I felt better during the 10K than I did during the 5K; I think because my legs had loosened up a little, and the sun wasn't directly in my face.
The 10K course is an out-and-back, which I love. I like out-and-back courses because you can see people ahead or behind you going in the opposite direction. As we ran along, we could look to the right and see other racers. I actually saw Shalane Flanagan go past (way in the front of the pack, of course!). I was on the lookout for Caitlin, who I figured would be at least a few minutes ahead of me.
I heard "Hey, Katie!" and I saw Caitlin wave to me. I kept thinking I saw the turn-around point just ahead, but it ended up being farther than I thought. Finally, we turned, and I had just three miles to go.
I managed to take a pretty good mid-race selfie during the 10K. Dani, from Weight Off My Shoulders, is the master of taking mid-race selfies, and she gave us some pointers. I decided to try it out, and I got (what I think is) a good one!
The last half of the 10K was tough! Miles 4-6 contains Heartbreak Hill, which just feels like a really, really long, gradual incline. It wasn't nearly as steep or dramatic as I imagined, but it was hard! I found while doing this race that the long, gradual hills are much tougher than short, steep hills.
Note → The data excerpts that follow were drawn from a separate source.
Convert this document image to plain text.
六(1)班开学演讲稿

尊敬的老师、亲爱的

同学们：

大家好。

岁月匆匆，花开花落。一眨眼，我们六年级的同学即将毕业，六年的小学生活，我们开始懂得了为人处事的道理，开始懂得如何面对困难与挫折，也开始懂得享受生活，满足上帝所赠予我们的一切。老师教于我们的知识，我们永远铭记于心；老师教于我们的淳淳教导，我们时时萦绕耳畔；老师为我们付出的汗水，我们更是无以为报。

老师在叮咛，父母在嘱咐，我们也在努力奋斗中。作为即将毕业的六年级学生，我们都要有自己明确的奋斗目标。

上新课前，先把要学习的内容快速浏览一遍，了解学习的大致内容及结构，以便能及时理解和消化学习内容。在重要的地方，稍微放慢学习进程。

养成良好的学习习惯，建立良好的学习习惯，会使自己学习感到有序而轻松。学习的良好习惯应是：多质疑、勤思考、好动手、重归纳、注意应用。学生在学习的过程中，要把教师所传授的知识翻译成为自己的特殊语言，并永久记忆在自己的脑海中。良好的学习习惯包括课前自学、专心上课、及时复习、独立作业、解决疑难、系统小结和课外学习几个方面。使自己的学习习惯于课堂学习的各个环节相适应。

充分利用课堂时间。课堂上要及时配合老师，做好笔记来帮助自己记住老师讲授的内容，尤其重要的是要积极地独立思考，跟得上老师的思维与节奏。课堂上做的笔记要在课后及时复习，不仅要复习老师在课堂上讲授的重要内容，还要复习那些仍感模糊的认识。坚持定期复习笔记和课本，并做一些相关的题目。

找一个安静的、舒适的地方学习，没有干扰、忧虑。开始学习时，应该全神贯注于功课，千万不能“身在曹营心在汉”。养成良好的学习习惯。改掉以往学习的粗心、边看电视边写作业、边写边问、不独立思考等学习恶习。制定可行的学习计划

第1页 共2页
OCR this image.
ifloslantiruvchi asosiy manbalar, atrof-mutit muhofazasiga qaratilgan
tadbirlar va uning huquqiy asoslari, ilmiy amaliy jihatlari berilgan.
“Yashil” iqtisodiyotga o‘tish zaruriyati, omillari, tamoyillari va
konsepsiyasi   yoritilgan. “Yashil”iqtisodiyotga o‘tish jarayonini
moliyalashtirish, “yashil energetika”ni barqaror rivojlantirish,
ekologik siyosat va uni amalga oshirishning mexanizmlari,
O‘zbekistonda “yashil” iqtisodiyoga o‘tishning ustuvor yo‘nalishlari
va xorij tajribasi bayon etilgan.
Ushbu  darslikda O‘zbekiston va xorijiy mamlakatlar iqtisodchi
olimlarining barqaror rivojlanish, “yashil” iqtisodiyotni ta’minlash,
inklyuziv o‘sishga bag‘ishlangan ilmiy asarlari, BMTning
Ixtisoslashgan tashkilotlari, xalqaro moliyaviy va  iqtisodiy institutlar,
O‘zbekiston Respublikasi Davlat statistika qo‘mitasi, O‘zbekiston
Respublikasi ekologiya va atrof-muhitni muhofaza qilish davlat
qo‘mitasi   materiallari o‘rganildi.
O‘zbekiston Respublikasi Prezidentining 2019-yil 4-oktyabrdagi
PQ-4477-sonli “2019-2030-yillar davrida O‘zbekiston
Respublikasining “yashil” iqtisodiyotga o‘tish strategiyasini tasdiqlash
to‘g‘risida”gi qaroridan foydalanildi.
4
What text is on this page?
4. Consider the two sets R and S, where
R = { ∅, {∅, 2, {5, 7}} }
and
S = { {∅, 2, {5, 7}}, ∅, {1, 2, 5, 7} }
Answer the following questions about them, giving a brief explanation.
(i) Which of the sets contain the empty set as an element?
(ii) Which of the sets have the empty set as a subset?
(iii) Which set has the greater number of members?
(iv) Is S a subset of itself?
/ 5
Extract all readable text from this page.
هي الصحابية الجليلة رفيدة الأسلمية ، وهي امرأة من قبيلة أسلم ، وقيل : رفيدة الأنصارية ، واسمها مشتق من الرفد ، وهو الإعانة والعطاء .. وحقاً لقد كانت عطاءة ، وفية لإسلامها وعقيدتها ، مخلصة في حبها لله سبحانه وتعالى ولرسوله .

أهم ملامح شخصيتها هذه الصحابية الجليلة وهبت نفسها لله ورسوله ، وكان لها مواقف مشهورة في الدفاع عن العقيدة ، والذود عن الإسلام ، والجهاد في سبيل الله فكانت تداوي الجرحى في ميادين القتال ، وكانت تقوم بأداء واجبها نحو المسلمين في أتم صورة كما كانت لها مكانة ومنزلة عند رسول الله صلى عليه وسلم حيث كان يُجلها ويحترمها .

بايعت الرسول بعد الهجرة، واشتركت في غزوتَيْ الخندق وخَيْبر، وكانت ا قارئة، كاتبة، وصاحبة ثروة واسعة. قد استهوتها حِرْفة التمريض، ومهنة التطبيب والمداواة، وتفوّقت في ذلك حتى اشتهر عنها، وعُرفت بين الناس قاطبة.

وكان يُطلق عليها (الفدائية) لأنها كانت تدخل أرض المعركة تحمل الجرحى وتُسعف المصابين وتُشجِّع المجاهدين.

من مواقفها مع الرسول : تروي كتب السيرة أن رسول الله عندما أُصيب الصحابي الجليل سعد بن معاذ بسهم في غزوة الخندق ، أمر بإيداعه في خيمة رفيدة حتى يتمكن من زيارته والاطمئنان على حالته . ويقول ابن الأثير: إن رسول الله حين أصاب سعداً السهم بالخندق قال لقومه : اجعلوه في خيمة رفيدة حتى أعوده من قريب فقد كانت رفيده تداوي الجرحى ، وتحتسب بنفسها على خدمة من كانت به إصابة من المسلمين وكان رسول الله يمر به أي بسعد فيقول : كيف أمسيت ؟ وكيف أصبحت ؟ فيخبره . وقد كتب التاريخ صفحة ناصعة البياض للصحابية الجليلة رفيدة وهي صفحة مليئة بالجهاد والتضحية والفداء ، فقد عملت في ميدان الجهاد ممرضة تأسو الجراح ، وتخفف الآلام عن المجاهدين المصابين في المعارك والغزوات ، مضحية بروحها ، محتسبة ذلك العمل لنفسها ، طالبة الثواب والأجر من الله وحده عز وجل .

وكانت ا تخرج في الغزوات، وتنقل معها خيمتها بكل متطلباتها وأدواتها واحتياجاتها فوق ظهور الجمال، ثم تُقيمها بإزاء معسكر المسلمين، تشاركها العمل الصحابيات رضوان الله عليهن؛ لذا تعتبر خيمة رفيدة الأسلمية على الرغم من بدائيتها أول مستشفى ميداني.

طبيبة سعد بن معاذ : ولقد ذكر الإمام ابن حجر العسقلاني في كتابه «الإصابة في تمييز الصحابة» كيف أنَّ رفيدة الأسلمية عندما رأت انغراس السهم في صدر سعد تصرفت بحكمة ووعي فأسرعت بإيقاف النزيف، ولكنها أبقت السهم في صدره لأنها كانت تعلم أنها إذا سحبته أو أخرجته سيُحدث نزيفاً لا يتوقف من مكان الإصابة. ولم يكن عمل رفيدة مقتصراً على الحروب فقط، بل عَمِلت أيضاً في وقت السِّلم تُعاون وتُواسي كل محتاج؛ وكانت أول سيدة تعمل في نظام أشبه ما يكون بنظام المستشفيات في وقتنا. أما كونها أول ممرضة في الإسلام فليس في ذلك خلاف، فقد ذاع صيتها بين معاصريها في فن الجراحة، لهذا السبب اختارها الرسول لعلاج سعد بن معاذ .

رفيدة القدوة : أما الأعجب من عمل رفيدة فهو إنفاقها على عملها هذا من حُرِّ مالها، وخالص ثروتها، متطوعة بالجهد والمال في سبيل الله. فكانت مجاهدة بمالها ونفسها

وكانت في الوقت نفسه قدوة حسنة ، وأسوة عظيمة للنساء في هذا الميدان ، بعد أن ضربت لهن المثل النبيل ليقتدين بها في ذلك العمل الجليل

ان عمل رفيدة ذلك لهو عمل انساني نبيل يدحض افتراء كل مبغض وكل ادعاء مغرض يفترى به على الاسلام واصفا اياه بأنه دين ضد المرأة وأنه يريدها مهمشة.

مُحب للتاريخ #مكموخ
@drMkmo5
My only real goal for these races was to run the whole thing (except while drinking water at the water stations). I didn't want to walk the hills, because I thought it would be a good challenge for myself. And I was right! I almost caved on Heartbreak Hill, because it was so hot and my legs were tired, but once I could see the crest of the hill, I knew I'd make it. The last part quarter mile was downhill, so you can get a good pace going to cross the finish line. I finished the 10K in 1:02:23 (a 10:03/mi pace).
After the race, I was walking around a bit, and ran into another reader. Her name is Lisa, and she's lost a whopping 75 pounds!
I was so relieved to be done with the first two races. I tried not to think about the fact that I was going to be running 13.1 more miles the next morning!
This post ended up being much longer than I thought. I'll do a separate post for the half-marathon.